Victorine s’incline, rougissante devant les propos de Rousseau.
Barnabé : « Moi, j’ai quelque chose à dire … »
Cornelius : se moquant de Barnabé « vraiment ? »
Barnabé : « Oui, Monsieur ! »
Cornelius : « Alors… dis ! »
Barnabé : se levant son verre à la main, tendant le bras comme pour porter un toast,
solennellement « Maintenant, je sais que j’ai quelque chose à dire. »
Cornelius : « Sérieusement, tu as retenu quelques chose ? »
Barnabé : « Eh oui, très cher, puis se tournant vers Rousseau En fait, tout tourne autour des
émotions, c’est un peu votre truc … non ? »
Rousseau : interloqué « Il ne s’agit pas d’un « truc » comme vous dites, même si j’ignore la
signification du mot, j’en perçois la nature négative, jeune homme ».
Cornelius : amusé « Rassurez-vous, Monsieur, il ne s’agit là que de l’illustration de la
pauvreté du langage de Barnabé »
Barnabé : vexé « Pauvreté … toi-même… ! »
Cornelius : attendri par son ami « Ce que veut dire Barnabé, je crois, c’est que votre
philosophie bâtie sur les sentiments est présente dans tous les domaines que vous touchez. »
Rousseau : concentré « En effet, la nature de l’Homme est centrale dans mes réflexions, qu’il
s’agisse de politique, d’éducation ou de musique. Vous savez, je puise ma pensée dans le
cœur de l’Homme et dans sa sagesse intérieure.»
Barnabé : « Faut pas pousser ! Les passions c’est bien, mais la raison, faut pas l’oublier ! »
Cornelius : amusé « Et c’est toi qui dit ça…. »
Barnabé : excédé par les allusions de Cornelius « Flûte à la fin ! Qui de nous deux va le
mieux transmettre l’information aux générations futures ? Toi avec ton langage ampoulé ? Ou
moi qui suis d’une clarté limpide dans mes propos ? »
Cornelius : « Enfin Barnabé ! Mes phrases sont bien plus construites que les tiennes et tu
connais la richesse de ma culture ! »
Rousseau : « Permettez-moi messieurs de douter de vos capacités à tous deux… »
Cornelius et Barnabé : en chœur « Et pourquoi donc ? »
Rousseau : « Dois-je vous rappeler ce que je défends ? »
Cornelius et Barnabé : « Ben…. »
Victorine : prenant un ton moralisateur « la loi du plus fort n’est pas une loi… »

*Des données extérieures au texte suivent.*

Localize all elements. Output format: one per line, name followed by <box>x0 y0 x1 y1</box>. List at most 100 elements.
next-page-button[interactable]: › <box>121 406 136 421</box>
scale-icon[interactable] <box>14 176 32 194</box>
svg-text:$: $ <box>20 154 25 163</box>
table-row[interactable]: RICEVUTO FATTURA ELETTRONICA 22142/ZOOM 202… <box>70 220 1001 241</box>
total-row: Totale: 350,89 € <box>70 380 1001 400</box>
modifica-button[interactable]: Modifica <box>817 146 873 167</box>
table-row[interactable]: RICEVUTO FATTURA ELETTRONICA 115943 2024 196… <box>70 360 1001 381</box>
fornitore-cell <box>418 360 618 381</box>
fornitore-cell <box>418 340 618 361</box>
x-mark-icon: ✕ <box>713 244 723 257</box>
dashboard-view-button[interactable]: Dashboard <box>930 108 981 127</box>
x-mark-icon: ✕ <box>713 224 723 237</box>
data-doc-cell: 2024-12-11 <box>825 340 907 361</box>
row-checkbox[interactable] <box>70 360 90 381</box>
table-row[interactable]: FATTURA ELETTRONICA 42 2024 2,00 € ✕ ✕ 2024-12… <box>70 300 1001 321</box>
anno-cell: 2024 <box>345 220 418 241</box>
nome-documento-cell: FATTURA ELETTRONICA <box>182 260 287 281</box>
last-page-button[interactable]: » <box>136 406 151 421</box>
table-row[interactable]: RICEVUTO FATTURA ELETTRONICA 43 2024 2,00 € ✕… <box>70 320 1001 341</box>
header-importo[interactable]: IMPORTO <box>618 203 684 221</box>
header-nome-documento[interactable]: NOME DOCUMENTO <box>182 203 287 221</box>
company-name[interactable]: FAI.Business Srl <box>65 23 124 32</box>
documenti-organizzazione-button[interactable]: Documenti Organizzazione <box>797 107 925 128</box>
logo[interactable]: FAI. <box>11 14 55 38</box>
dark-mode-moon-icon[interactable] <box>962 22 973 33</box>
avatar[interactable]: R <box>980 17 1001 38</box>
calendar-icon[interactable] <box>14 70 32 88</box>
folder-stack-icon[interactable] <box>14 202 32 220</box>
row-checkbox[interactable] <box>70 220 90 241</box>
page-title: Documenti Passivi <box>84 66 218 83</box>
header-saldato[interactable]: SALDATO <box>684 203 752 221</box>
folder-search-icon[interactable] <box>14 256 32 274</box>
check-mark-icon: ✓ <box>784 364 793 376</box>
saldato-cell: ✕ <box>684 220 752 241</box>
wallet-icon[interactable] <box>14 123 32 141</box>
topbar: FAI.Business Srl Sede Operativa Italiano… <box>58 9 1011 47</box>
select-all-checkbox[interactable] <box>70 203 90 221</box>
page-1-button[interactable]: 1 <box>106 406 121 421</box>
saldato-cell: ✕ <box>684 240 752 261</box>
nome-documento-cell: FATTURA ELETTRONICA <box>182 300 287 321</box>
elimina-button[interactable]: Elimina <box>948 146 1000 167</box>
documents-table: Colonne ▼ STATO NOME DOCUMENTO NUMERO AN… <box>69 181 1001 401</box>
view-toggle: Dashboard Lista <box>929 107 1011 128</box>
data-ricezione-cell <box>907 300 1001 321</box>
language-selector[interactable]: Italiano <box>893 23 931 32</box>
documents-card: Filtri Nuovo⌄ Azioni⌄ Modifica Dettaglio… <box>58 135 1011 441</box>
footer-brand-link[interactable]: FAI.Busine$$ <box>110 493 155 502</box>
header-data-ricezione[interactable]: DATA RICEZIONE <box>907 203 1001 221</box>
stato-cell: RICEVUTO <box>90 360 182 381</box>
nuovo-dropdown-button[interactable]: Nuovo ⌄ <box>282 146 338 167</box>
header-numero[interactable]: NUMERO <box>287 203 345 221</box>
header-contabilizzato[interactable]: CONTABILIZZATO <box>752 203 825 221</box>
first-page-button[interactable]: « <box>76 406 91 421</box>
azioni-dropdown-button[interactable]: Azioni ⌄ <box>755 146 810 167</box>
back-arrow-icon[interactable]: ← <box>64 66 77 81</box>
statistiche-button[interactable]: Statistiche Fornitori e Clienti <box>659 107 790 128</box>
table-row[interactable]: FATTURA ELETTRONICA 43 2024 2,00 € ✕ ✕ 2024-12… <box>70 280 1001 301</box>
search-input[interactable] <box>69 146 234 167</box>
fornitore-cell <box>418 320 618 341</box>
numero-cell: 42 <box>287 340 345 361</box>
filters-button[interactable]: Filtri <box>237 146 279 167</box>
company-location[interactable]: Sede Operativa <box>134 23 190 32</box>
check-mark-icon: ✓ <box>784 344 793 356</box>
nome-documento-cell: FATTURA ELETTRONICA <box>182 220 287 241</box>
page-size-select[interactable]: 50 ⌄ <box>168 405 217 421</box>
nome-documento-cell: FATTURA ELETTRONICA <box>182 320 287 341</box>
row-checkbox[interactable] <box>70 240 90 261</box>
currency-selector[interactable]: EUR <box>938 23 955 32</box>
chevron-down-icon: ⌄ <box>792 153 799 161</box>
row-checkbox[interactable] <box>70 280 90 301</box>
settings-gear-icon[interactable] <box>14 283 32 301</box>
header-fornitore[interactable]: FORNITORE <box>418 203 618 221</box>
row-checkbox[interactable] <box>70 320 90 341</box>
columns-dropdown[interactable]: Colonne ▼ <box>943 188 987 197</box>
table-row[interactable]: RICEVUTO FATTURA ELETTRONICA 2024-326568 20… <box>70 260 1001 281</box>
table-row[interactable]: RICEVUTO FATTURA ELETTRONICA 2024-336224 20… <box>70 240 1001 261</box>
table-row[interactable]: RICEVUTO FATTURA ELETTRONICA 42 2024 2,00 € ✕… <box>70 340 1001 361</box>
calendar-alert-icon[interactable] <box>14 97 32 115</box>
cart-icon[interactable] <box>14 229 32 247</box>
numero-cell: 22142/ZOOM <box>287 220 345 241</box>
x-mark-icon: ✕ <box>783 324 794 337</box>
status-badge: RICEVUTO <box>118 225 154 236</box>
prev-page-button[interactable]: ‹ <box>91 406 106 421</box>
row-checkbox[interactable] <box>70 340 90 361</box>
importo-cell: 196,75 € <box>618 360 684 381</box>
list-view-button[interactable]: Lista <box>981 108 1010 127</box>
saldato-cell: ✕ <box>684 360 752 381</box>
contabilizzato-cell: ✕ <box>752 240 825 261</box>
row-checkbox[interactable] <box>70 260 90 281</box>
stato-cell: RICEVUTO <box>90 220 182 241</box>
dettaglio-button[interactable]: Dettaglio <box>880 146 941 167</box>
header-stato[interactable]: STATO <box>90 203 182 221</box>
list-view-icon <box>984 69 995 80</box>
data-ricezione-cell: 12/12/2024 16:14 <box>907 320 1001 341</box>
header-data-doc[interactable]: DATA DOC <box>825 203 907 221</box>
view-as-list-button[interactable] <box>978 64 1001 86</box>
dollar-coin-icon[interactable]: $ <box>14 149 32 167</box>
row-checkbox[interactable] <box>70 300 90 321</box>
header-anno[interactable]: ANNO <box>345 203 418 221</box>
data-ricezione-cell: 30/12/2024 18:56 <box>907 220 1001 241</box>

Barnabé : « parce que la bagarre n’est pas la réflexion… » Tirant la langue à Cornelius Tu
vois ! Moi je maîtrise ! »
Victorine : passionnée provocatrice et amusée à la fois « Permettez, Messieurs que je mette
mon grain de sel ! Il vous faudra aussi transmettre l’idée qu’en aucun cas l’observation de la
nature ne doit servir d’excuse regardant Rousseau à des arguments fallacieux justifiant la
place et le droit des femmes dans la société ! »
Barnabé : « Bien dit ! »
Rousseau : « Madame… »
Barnabé : à Victorine admiratif « Tu vois, il t’appelle « Madame » ! Respect ! »

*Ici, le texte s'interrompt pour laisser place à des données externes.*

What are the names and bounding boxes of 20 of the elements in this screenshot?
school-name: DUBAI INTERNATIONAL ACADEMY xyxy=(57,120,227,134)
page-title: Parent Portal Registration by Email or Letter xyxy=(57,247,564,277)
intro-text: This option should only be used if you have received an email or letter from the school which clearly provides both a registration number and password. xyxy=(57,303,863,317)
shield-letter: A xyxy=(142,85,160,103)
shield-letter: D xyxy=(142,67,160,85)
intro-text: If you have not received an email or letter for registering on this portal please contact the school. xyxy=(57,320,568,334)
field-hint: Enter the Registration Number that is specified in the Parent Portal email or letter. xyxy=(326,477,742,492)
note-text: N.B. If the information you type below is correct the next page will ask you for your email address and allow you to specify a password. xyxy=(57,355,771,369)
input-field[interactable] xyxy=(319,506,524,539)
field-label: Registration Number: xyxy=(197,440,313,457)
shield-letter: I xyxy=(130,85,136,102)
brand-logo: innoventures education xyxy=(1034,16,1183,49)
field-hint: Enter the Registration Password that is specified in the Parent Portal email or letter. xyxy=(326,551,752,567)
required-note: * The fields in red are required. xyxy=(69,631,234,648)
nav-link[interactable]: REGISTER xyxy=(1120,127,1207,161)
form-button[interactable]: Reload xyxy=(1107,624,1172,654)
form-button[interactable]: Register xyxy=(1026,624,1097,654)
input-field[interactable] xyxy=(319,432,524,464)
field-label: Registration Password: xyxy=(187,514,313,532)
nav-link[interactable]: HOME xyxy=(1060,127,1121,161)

Rousseau : reprenant « Et Messieurs, souffrez d’entendre que la philosophie est une façon de
penser le monde, ce sont des idées, des réflexions qui devraient servir à affiner notre
compréhension et notre construction du monde ; celle que je propose est mienne, si je peux la
faire partager, sans l’imposer, susciter des débats, dans le respect mutuel, alors je serai
heureux, sinon…. »
Cornelius : « Sinon quoi… ? On aurait fait tout ce voyage pour rien ? La pensée ne servirait à
rien ?»
Barnabé : très fier et prenant un ton solennel « Mais si, mon cher, elle sert à débattre, à faire
réfléchir, à questionner nos idées. Il s’agit d’éclairer, très impliqué … tu vois… nous, comme
transmetteur… on a du boulot… ! »
Cornelius : « Ma parole ! Tu es devenu philosophe ! »
Rousseau et Victorine : « C’est dans sa nature ….
Chanson 9 : conclusion
Il faut juste repousser les murs
Donner du sens au mot futur
Ouvrir les yeux, le cœur, l’esprit
D’autres idées tirer profit
Se détacher des préjugés
Le questionnement apprivoisé
Apprendre à négocier le doute
Sans crainte de faire fausse route
De Rousseau prendre le meilleur
Pour ensuite aller vers ailleurs
Toujours attentif et curieux
De la pensée être amoureux
Si vous avez appris ce soir
A la mélancolie surseoir
A être parfois emporté
Par les bons mots de Barnabé
Si Cornelius et sa culture
Vous ont fait changer de posture
Alors nos rôles de transmetteur
Auront été vraiment porteur
Et n’oublions pas Victorine
Une femme à l’âme si fine
Dont la parole a enrichi
Un débat par elle infléchi
Nous remercions Monsieur Rousseau
Pour la richesse de ses propos
Et c’est avec ce dernier mot
Que nous fermerons le rideau
FIN
FIN !!!!!!!!!!!!!!!!!!!!!!!!!!!!!!!!!!!!!!!!!!!!